Сейчас он не мог точно сказать, когда появилась эта уверенность, но ему казалось, что эту мысль взрастила в нем его мать. Графиня Мадолина Кристо, законная дочь бывшего графа и носительница магии в третьем поколении, не вызывала у Сена никаких чувств, кроме отвращения. И это несмотря на то, что все детство она боготворила своего старшего сына, отдавая ему все самое лучшее, что могла позволить - учителей, вещи, связи и деньги. Он старался отвечать на это тем же, работая без устали над собственной магией и образованием. Но сколько бы он не делал, от нее всегда слышал лишь одно: "Ты сплошное разочарование, Сенрад. Бесполезный ребенок. Мне жаль, что родился именно ты."

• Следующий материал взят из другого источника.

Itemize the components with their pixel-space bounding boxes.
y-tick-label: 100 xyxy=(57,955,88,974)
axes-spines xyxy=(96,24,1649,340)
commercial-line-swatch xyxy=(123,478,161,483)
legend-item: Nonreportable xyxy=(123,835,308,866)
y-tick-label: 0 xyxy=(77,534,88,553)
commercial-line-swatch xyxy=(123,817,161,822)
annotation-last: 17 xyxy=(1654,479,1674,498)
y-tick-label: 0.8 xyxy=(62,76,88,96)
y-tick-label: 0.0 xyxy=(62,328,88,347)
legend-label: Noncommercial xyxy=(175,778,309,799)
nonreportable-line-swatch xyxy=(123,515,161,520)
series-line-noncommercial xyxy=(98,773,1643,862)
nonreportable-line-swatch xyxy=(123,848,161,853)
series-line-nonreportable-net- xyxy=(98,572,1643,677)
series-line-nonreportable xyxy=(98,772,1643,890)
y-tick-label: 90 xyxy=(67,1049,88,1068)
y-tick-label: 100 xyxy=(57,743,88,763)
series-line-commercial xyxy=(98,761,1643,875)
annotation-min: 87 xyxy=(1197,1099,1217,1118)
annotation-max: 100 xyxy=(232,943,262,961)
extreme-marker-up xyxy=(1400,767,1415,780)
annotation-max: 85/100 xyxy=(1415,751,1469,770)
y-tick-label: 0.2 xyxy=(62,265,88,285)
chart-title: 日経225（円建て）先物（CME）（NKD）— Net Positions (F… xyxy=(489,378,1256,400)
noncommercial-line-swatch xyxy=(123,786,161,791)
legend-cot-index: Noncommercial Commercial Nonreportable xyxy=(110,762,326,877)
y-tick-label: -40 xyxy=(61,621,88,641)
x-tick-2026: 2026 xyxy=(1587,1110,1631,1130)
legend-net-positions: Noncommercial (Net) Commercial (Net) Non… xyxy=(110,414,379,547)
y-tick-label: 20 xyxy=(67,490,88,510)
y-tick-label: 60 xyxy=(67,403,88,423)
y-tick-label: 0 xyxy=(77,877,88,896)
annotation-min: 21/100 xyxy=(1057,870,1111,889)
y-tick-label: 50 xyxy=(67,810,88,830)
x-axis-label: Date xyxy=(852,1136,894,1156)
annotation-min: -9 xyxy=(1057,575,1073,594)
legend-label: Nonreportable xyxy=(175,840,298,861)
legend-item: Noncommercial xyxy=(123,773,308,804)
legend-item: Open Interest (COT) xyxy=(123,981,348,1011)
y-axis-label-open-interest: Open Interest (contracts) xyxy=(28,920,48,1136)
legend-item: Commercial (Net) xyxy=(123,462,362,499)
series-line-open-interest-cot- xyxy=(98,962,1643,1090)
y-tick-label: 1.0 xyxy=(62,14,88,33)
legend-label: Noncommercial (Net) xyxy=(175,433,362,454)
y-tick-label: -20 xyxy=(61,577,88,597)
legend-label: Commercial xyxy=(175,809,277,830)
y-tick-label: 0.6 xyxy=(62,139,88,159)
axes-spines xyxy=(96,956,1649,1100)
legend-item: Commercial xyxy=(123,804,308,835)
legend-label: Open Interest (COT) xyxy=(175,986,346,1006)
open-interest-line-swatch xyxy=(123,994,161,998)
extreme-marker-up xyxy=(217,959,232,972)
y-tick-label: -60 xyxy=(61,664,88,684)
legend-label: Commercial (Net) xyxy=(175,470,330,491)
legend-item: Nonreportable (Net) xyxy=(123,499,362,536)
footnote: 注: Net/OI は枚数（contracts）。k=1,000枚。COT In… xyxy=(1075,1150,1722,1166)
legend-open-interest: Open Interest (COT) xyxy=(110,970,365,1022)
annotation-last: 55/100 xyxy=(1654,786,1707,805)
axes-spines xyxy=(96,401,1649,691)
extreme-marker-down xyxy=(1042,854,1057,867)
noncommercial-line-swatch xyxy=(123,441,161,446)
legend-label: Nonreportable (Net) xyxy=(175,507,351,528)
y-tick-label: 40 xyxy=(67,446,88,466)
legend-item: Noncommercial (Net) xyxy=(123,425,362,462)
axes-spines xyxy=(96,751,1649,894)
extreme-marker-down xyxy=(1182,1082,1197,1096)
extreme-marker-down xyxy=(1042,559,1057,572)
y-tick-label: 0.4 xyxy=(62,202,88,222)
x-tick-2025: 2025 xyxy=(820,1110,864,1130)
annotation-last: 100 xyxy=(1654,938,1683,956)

В комнате, где прежде жила Паола, еще остались все ее вещи. Надо бы сказать кому-то, чтобы убрали здесь все, но Сенрад забудет об этом так же быстро, как и о многих прочих делах, которые хотел сделать еще прошлым утром. Здесь все еще пахло этими нежными лавандовыми духами, которые девушка так любила, но колдун упрямо чувствовал в этом аромате что-то совершенно другое: это был запах ее небольшой алхимической лаборатории, с которой она время от времени работала по просьбе Сена. Паола умела готовить разные порошки, многие из которых обладали удивительным воздействием на разум. Что-то должно было остаться. Колдун принялся перебирать вещи в шкафах, ища спрятанные запасы.
Зачем он это делал? Зачем ему было стараться затуманить сознание? Это из-за Духа и потери команды или потому, что он просто хотел сбежать от мира и созданных им же проблем?
Он нашел нужную ему деревянную шкатулку в вещах одного из шкафчиков и, не церемонясь, выкинул оттуда все вещи, лишь бы беспрепятственно достать ее.
Будет ли у него возможность завербовать еще кого-то, кто будет так же умело обращаться с алхимией? Пожалуй, смерть Сороки принесла больше нужд, чем ему хотелось.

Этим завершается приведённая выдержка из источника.